Abstract

Nerve transfers are increasingly utilized for repair of servere brachial plexus injuries and, indeed, are the only option when the proximal spine nerve roots have been avulsed from the spinal cord. The procedure essentially involves the coaption of a proximal foreign nerve to the distal denervated nerve, so that the latter will be reinnervated by the donated axons. The primary goal of surgery in the severe obstetrical brachial plexus palsy case is to return proximal arm function, particularly elbow flexion and a stable, dynamic shoulder that can abduct and externally rotate. Neural input should thus be directed first to the biceps via the musculocutaneous nerve or its branches, and next to reconstructing the suprascapular nerve.

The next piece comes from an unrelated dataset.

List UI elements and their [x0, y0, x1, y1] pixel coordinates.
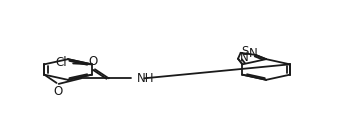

Unlike an adult with a complete palsy, where the return of distal hand function is virtually impossible, the infant has better odds of successful reinnervation of the hand. If donor nerve sources are available following repair of the musculocutaneous and suprascapular nerves, grafts can be directed to the radial (for wrist and finger extention) and median (for elbow and finger flexion and critical hand sensibility) nerves. Recovery of intrinsic hand muscle function from plexus reconstruction in the global severe palsy case is not a realistic possibility at present. Cortical plasticity, which is likely more prevelent in the baby than the adult, appears to play an important physiological role in the functional recovery of the reinnervated muscles following nerve transfers.